You’re one of our Men of the Year – congratulations – can you tell us about your year and what you’ve been doing this year?

What a great honour and pleasure to be part of your awards, Martin. In terms of this year, well firstly it has been really tough for all of us individually and for families and communities – there’s a lot to process not just with the Covid-19 situation but with our lives overall. It’s really forced people to look at their perspectives, our routines, what our priorities used to be and it’s really given everyone an opportunity to focus on what really matters in life.

How I viewed 2020 overall was that this is a really serious situation, a global situation and we all need to stick together but also use our own experiences and talents to see what we can do to support each other.

I’m the Deputy Chief Executive of the Scottish Chambers of Commerce, and actually just at the start of the lockdown in Scotland towards the end of March, I was celebrating my one year work anniversary in that position, but there was not a lot of celebrating going on as we we were mobilising to support our members throughout this crisis. Even before covid 19 we would always be looking at the needs of the community, what people are worried about and what can we bring to the table to help them. Normally those types of issues would be individual or very localised issues but it’s probably the first time where we have been trying to find solutions to a national crisis.
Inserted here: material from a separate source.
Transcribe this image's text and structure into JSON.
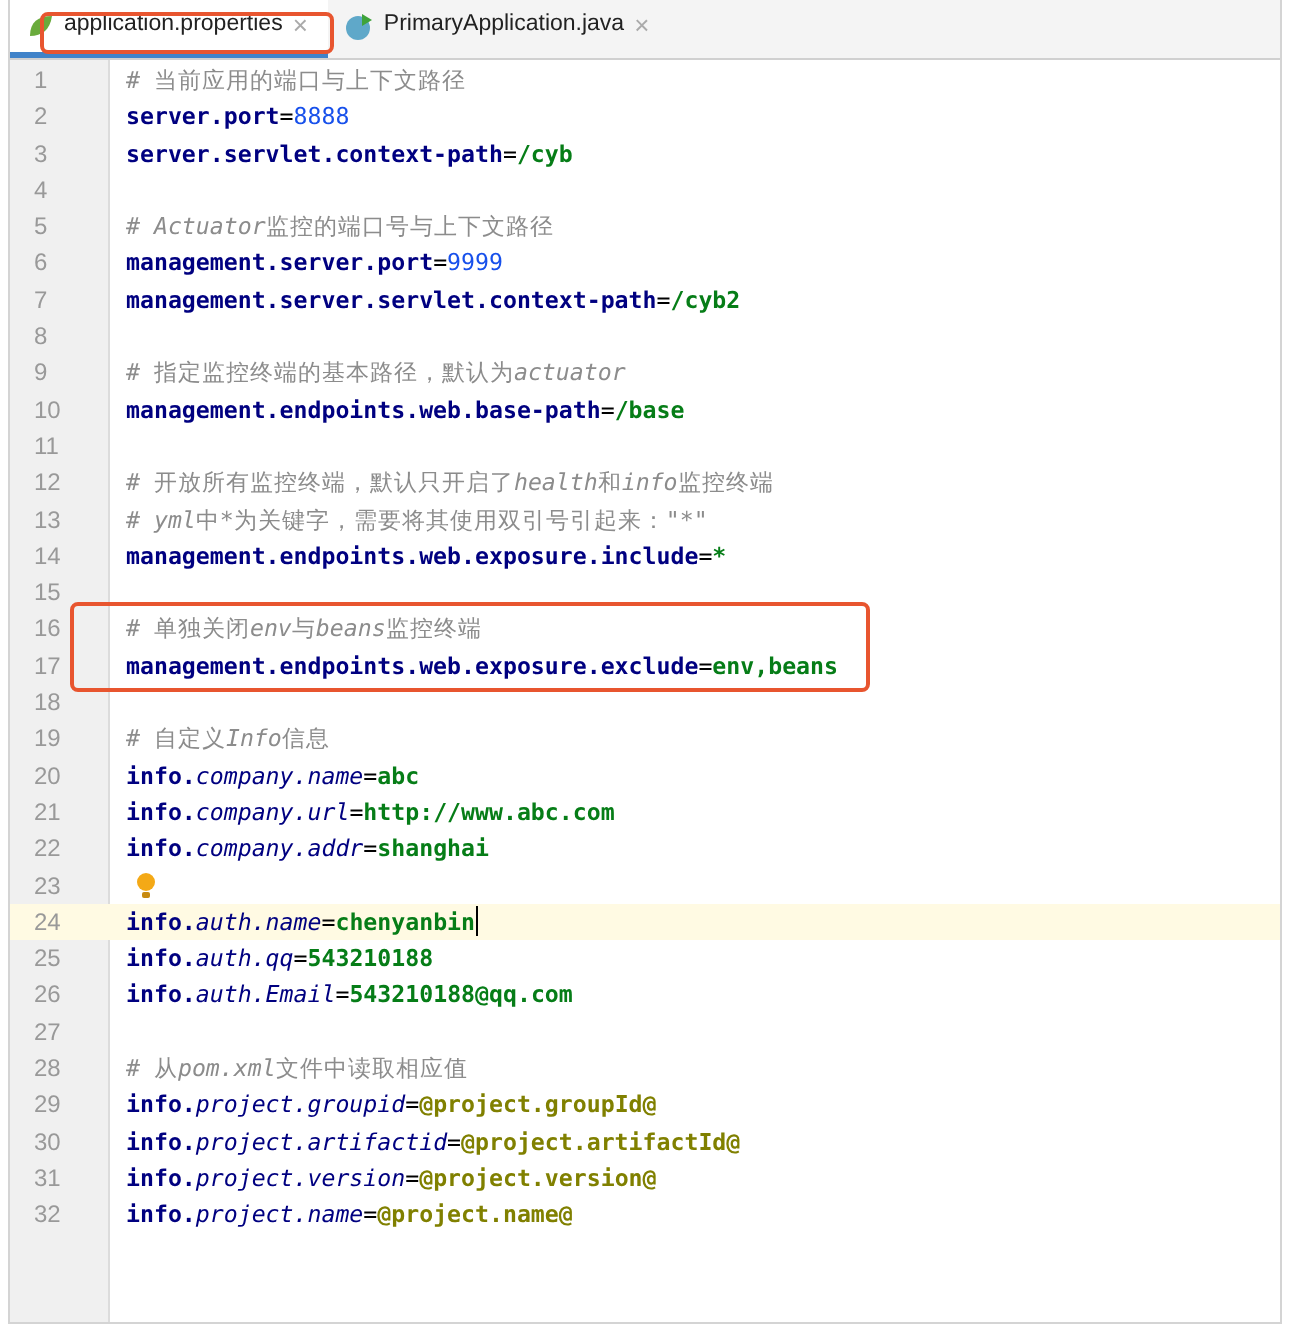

One of the issues that we had as a community is a lot of our services were designed to be accessed physically. So it would always involve people leaving their home or travelling on public transport or a car, to meet people in a shared public location. All of that was shut down by lockdown so we had to imagine how we could have some kind of public service which supports people when they’re staying at home.

And that’s where the idea of the Sikh Food Bank came up. For me it was really quite simple. A lot of folk were messaging me to ask what the Sikh community was doing to support people through Covid, saying they’d come and help. I was like, ‘I don’t know I haven’t come up with anything yet!’

When I realised there was this groundswell of people wanting to do something but they didn’t know what to do it made me want to come up with a concept that was immediately useful for people but then had potential for longevity as well.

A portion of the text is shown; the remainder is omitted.